Karaca, “Bugün bu memlekette kadınlar çocuklarının açlığıyla sınanıyor. Türkiye’nin her yerinde ve Dersim’de kadınlar, sebzenin ve meyvenin ucuzunu bulmak için market mesaisinde. Bu kentte kadınlar ellerinde yemeklerle okul kapısında çocuklarının karnını doyurmak için nöbette. Dersim’de kadınlar ‘yeter ki çocuğumun karnı doysun, eğitimi aksamasın’ diyerek kendi boğazından, üstünden, başından eksiltiyor. Köyde bostan ekip kışlık malzeme çıkarıyor, doğalgaz faturası ödememek için soba yakıyor. Bu kentte kadınlar güpegündüz kafasına silah dayanarak kolluk tarafından yere yatırılabiliyor. Akşam evine dönerken çarşının göbeğinde askerler tarafından taciz edilebiliyor. Dört tarafı karakollarla, kalekollarla, polisle, askerle çevrili bu ‘üstün güvenlikli’ kentte kadınlar kaybedilebiliyor. Üniversite öğrencisi genç bir kadın, Gülistan Doku, sırra kadem basabiliyor! Dersim’de üniversite hocasından, kolluk güçlerine kadar uzanan; üniversiteli yoksul genç kadınların kurban edilmek istendiği bir fuhuş çetesi iddiası yıllardır dillendiriliyor. Ama her nedense bu iddia karşısında bir tek kamu makamı bile parmağını kıpırdatmıyor. Ses çıkaran, itiraz eden olunca hemen soruşturmalar açılıyor, aileler aranıyor, yalanlar söyleniyor, genç kadınların özel hayatları ifşa ediliyor” dedi.

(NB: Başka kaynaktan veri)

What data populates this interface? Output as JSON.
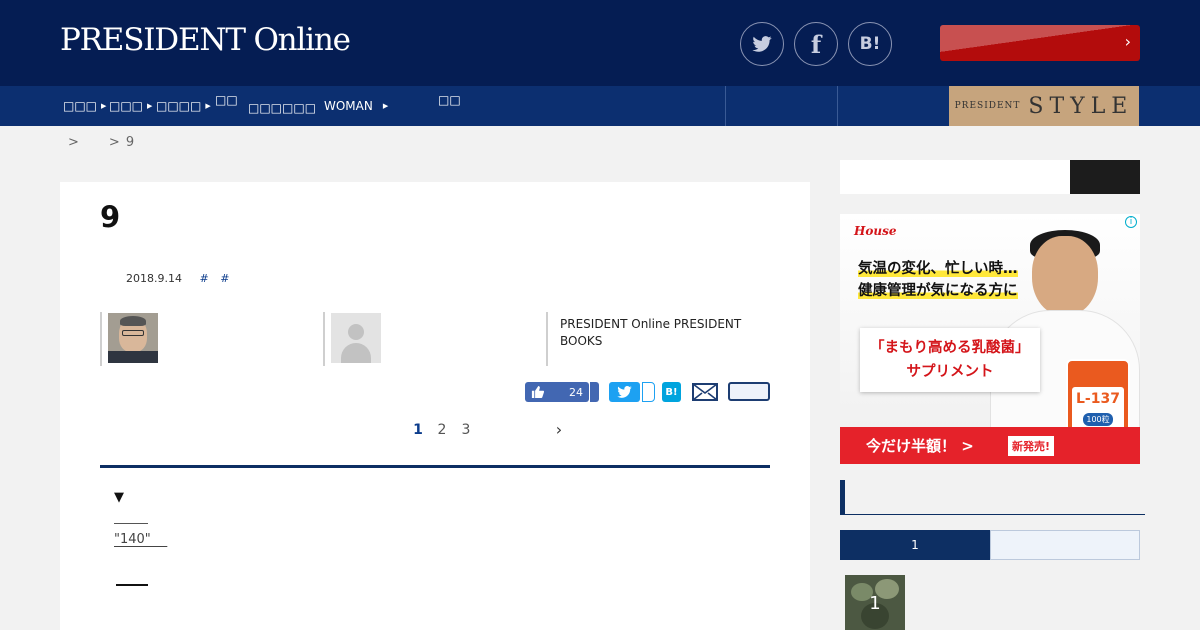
{
  "header": {
    "logo": "PRESIDENT Online",
    "share": {
      "facebook_glyph": "f",
      "hatena_label": "B!"
    },
    "colors": {
      "header_bg": "#051d53",
      "nav_bg": "#0c2f70",
      "accent_red": "#b30c0c"
    }
  },
  "nav": {
    "items": [
      {
        "label": "□□□",
        "has_arrow": true
      },
      {
        "label": "□□□",
        "has_arrow": true
      },
      {
        "label": "□□□□",
        "has_arrow": true
      },
      {
        "label": "□□"
      },
      {
        "label": "□□□□□□"
      },
      {
        "label": "WOMAN",
        "has_arrow": true
      },
      {
        "label": "□□"
      }
    ],
    "style_banner": {
      "prefix": "PRESIDENT",
      "brand": "STYLE"
    }
  },
  "breadcrumb": {
    "sep1": ">",
    "sep2": ">",
    "current": "9"
  },
  "article": {
    "title": "9",
    "date": "2018.9.14",
    "tags": [
      "#",
      "#"
    ],
    "publisher": "PRESIDENT Online PRESIDENT BOOKS",
    "like_count": "24",
    "hatena_label": "B!",
    "pagination": {
      "pages": [
        "1",
        "2",
        "3"
      ],
      "current": "1"
    },
    "arrow_marker": "▼",
    "quote_link": "\"140\"    "
  },
  "sidebar": {
    "ad": {
      "brand": "House",
      "headline_line1": "気温の変化、忙しい時…",
      "headline_line2": "健康管理が気になる方に",
      "product_line1": "「まもり高める乳酸菌」",
      "product_line2": "サプリメント",
      "product_name": "L-137",
      "product_count": "100粒",
      "cta": "今だけ半額！ >",
      "badge": "新発売!",
      "info_glyph": "i"
    },
    "ranking_tab_label": "1",
    "ranking_item_rank": "1"
  }
}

AKP-MHP iktidarının savaş politikalarına işaret eden Karaca, “Buraya gelirken kaç tane kontrol noktasından geçtik sayamadım. On yıllardır savaş politikalarının geçerli olduğu, her yanı kuşatılmış bu kentte OHAL bitmiyor. Yalnızca Dersim’de değil, bölgenin tamamında hayat ‘terör’ bahanesiyle tel örgüler ve demir parmaklıklar arasına sıkıştırılmış durumda” diye konuştu.
DEM Parti Dersim Milletvekili Ayten Kordu da sözlerine Zarife, Sakine, Arin Mirxan’ları anarak başladı. Cezaevlerinde süren açlık grevlerine dikkat çeken Kordu, şunları söyledi: “Savaşları çıkaran erkek akıllarına söylüyoruz. Biz kadınların bu topraklarda onurlu bir barışı inşa edecek gücü var. Cezaevlerindeki arkadaşlara selam olsun. Bu topraklarda Kürt sorununun demokratik çözümü gelişmeden bütün anti demokratik uygulamalar devam edecek. Şehrimizde ‘özel güvenlik bölgesi’ adı altında her yere karakol kuruyorlar. İşsizliği geliştiriyorlar. Bu kenti insansızlaştırmaya çalışıyorlar.”
Kordu, “Dersimli kadınlar olarak hep birlikteyiz, örgütlülüğümüzü ve mücadelemizi büyüteceğiz. Bizler kadim bir inancın geleneğine sahibiz. Bizler Kürt halkı, Alevi halkı olarak bu kadın katliamlarına, doğanın soykırımına ve her türlü kıyımı karşı birlikte mücadele edeceğiz. Ülkemizde kadın katilleri bir kapıdan giriyorlar, bir kapıdan çıkıyorlar. Kürt kadın hareketine operasyonlar geliştiriyorlar ama korkutamayacaksınız, sindiremeyeceksiniz. Bizi evlerimize göndermeye çalışan AKP iktidarına ‘biz kadınlar mücadelemizi her geçen gün daha fazla yükseltiyoruz. Türkiye’de ve Kurdistan’da her yerde yer alacağız. Meclis’te, sokakta, evde, fabrikada, tarlada kadın bakış açımızla mücadelemizi yükselteceğiz” diye konuştu.
Miting, yapılan konuşmaların ardından sahne alan KESK Erbane Topluluğu ve Gölge müzik grubunun seslendirdiği şarkılar eşliğinde çekilen halaylarla sona erdi.